Here’s a snapshot of the latest developments in the last 48 hours:
“Israel bombed a suspected shipment of antiaircraft missiles in Syria on Wednesday, according to regional and U.S. officials, in its most ambitious strike inside its neighbor’s territory in nearly two chaotic years of civil war there,” reports the Wall Street Journal. “The early-morning strike in a border area west of Damascus targeted a convoy of trucks carrying Russian-made SA-17 missiles to Hezbollah, the anti-Israel Shiite militant and political group in Lebanon, according to a Western official briefed on the raid.”
“Syria maintained that the accounts of a strike on an arms convoy near the country’s border with Lebanon were wrong. Instead, Syria’s military said, Israeli jets had attacked a military facility near Damascus,” the Journal reports. “‘Israeli warplanes violated our airspace at dawn today and directly struck one of the scientific research centers responsible for elevating resistance and self-defense capabilities in the area of Jamraya in the Damascus countryside,’ Syria’s military said in a statement carried by the official Sana news agency. The attack killed two workers and injured five others, it said, and ’caused significant material damage and the destruction of the complex’ and an adjacent parking lot. Syrian activists say the Jamraya site is in a mountainous area of military facilities and training camps located on a heavily guarded road just off the main Damascus-Beirut highway. Later Wednesday, a U.S. official said the accounts of two targets—a convoy of weapons, and a military site—weren’t mutually exclusive. The U.S. believes Israeli warplanes bombed a Hezbollah-bound convoy of antiaircraft missiles, U.S. officials said. The vehicles may have been close to a military facility, they said, cautioning their information remained incomplete.”
Meanwhile, “Iran threatened that a reported Israeli strike in Syria would have ‘grave consequences for Tel Aviv’ on Thursday, days after saying that an attack on Syria would be seen as an attack on Iran,” reports the Times of Israel. “Syria added that the attacks ‘would not go unanswered.’”

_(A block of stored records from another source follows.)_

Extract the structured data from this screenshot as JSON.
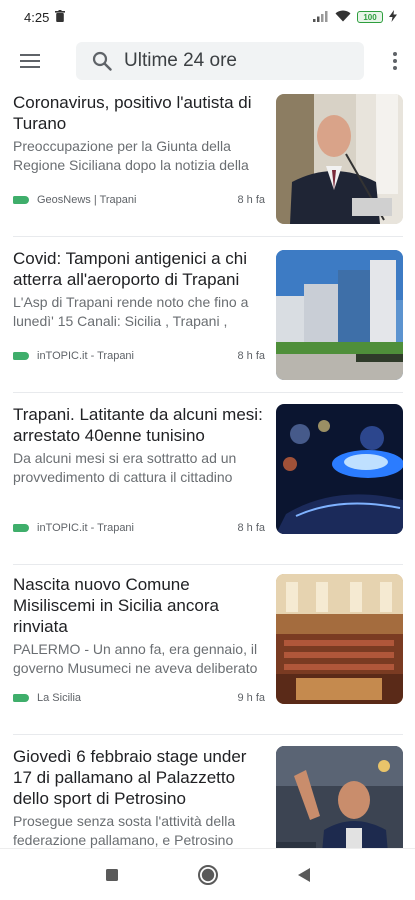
{
  "status_bar": {
    "time": "4:25",
    "battery": "100"
  },
  "search": {
    "query": "Ultime 24 ore"
  },
  "articles": [
    {
      "headline": "Coronavirus, positivo l'autista di Turano",
      "snippet": "Preoccupazione per la Giunta della Regione Siciliana dopo la notizia della",
      "source": "GeosNews | Trapani",
      "time": "8 h fa"
    },
    {
      "headline": "Covid: Tamponi antigenici a chi atterra all'aeroporto di Trapani",
      "snippet": "L'Asp di Trapani rende noto che fino a lunedì' 15 Canali: Sicilia , Trapani ,",
      "source": "inTOPIC.it - Trapani",
      "time": "8 h fa"
    },
    {
      "headline": "Trapani. Latitante da alcuni mesi: arrestato 40enne tunisino",
      "snippet": "Da alcuni mesi si era sottratto ad un provvedimento di cattura il cittadino",
      "source": "inTOPIC.it - Trapani",
      "time": "8 h fa"
    },
    {
      "headline": "Nascita nuovo Comune Misiliscemi in Sicilia ancora rinviata",
      "snippet": "PALERMO - Un anno fa, era gennaio, il governo Musumeci ne aveva deliberato",
      "source": "La Sicilia",
      "time": "9 h fa"
    },
    {
      "headline": "Giovedì 6 febbraio stage under 17 di pallamano al Palazzetto dello sport di Petrosino",
      "snippet": "Prosegue senza sosta l'attività della federazione pallamano, e Petrosino"
    }
  ]
}
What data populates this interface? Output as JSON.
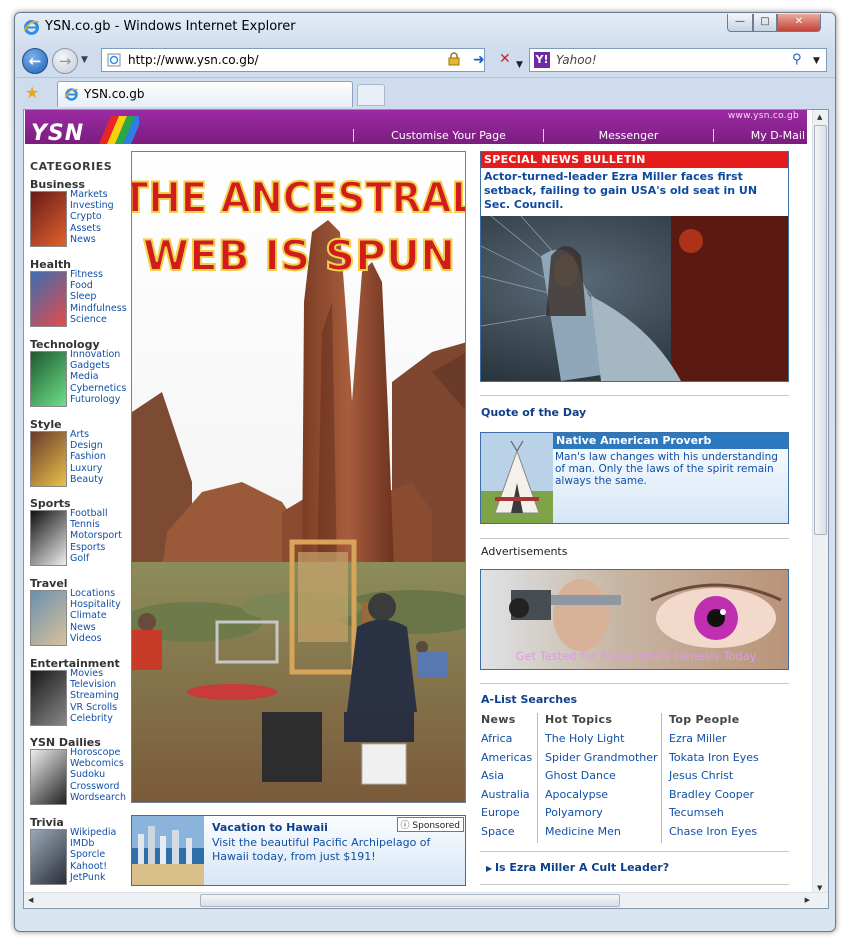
{
  "browser": {
    "title": "YSN.co.gb - Windows Internet Explorer",
    "url": "http://www.ysn.co.gb/",
    "search_placeholder": "Yahoo!",
    "tab_label": "YSN.co.gb"
  },
  "site": {
    "logo_text": "YSN",
    "domain": "www.ysn.co.gb",
    "nav": [
      "Customise Your Page",
      "Messenger",
      "My D-Mail"
    ]
  },
  "categories": {
    "title": "CATEGORIES",
    "groups": [
      {
        "name": "Business",
        "links": [
          "Markets",
          "Investing",
          "Crypto",
          "Assets",
          "News"
        ]
      },
      {
        "name": "Health",
        "links": [
          "Fitness",
          "Food",
          "Sleep",
          "Mindfulness",
          "Science"
        ]
      },
      {
        "name": "Technology",
        "links": [
          "Innovation",
          "Gadgets",
          "Media",
          "Cybernetics",
          "Futurology"
        ]
      },
      {
        "name": "Style",
        "links": [
          "Arts",
          "Design",
          "Fashion",
          "Luxury",
          "Beauty"
        ]
      },
      {
        "name": "Sports",
        "links": [
          "Football",
          "Tennis",
          "Motorsport",
          "Esports",
          "Golf"
        ]
      },
      {
        "name": "Travel",
        "links": [
          "Locations",
          "Hospitality",
          "Climate",
          "News",
          "Videos"
        ]
      },
      {
        "name": "Entertainment",
        "links": [
          "Movies",
          "Television",
          "Streaming",
          "VR Scrolls",
          "Celebrity"
        ]
      },
      {
        "name": "YSN Dailies",
        "links": [
          "Horoscope",
          "Webcomics",
          "Sudoku",
          "Crossword",
          "Wordsearch"
        ]
      },
      {
        "name": "Trivia",
        "links": [
          "Wikipedia",
          "IMDb",
          "Sporcle",
          "Kahoot!",
          "JetPunk"
        ]
      }
    ]
  },
  "hero": {
    "headline_line1": "THE ANCESTRAL",
    "headline_line2": "WEB IS SPUN"
  },
  "sponsored": {
    "title": "Vacation to Hawaii",
    "text": "Visit the beautiful Pacific Archipelago of Hawaii today, from just $191!",
    "badge": "Sponsored"
  },
  "bulletin": {
    "header": "SPECIAL NEWS BULLETIN",
    "text": "Actor-turned-leader Ezra Miller faces first setback, failing to gain USA's old seat in UN Sec. Council."
  },
  "quote": {
    "section_title": "Quote of the Day",
    "header": "Native American Proverb",
    "text": "Man's law changes with his understanding of man. Only the laws of the spirit remain always the same."
  },
  "ads": {
    "title": "Advertisements",
    "text": "Get Tested for Alexandria's Genesis Today"
  },
  "alist": {
    "title": "A-List Searches",
    "columns": [
      {
        "head": "News",
        "items": [
          "Africa",
          "Americas",
          "Asia",
          "Australia",
          "Europe",
          "Space"
        ]
      },
      {
        "head": "Hot Topics",
        "items": [
          "The Holy Light",
          "Spider Grandmother",
          "Ghost Dance",
          "Apocalypse",
          "Polyamory",
          "Medicine Men"
        ]
      },
      {
        "head": "Top People",
        "items": [
          "Ezra Miller",
          "Tokata Iron Eyes",
          "Jesus Christ",
          "Bradley Cooper",
          "Tecumseh",
          "Chase Iron Eyes"
        ]
      }
    ],
    "footer_link": "Is Ezra Miller A Cult Leader?"
  },
  "colors": {
    "banner": "#8a2290",
    "link": "#1150a6",
    "bulletin_red": "#e51c1c",
    "quote_blue": "#2d79c0"
  }
}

“All options for a response against Israeli aggression are open,” an official close to the Assad regime said, according to Syrian press reports. ”The Zionists are trying to use the situations in Syria to restart the crisis when the government was managing to work toward a diplomatic solution.”

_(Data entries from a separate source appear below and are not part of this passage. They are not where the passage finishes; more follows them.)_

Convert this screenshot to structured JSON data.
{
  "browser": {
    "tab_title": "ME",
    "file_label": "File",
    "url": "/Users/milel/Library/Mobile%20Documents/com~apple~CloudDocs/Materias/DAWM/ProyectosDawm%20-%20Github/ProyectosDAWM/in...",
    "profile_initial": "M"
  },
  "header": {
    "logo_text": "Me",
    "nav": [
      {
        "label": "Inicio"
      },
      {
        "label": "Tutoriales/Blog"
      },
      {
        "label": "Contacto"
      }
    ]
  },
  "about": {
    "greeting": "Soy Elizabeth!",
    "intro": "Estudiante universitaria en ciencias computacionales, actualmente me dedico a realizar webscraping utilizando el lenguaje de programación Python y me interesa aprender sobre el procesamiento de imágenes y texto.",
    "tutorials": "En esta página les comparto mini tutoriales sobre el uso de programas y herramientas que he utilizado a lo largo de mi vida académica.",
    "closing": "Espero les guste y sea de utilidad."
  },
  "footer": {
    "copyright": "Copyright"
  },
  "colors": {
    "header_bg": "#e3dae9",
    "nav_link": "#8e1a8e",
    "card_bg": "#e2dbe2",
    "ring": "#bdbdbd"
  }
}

“Angry statements from Russia, Iran and the militantly anti-Israel group Hezbollah underscored the risk that Israel’s action —  which analysts and Western officials described as an attempt to stop the transfer of weapons from Syria to Hezbollah outposts in Lebanon —  could hasten the spillover of the civil war in Syria into a wider conflict,” reports the Washington Post.
“Russia said on Thursday it was very concerned about reports of an Israeli attack in Syria and that any such action, if confirmed, would amount to unacceptable military interference in the war-ravaged country,” reports Ynet News. “‘If this information is confirmed, then we are dealing with unprovoked attacks on targets on the territory of a sovereign country, which blatantly violates the UN Charter and is unacceptable, no matter the motives to justify it,’ the Russian Foreign Ministry said in a statement.”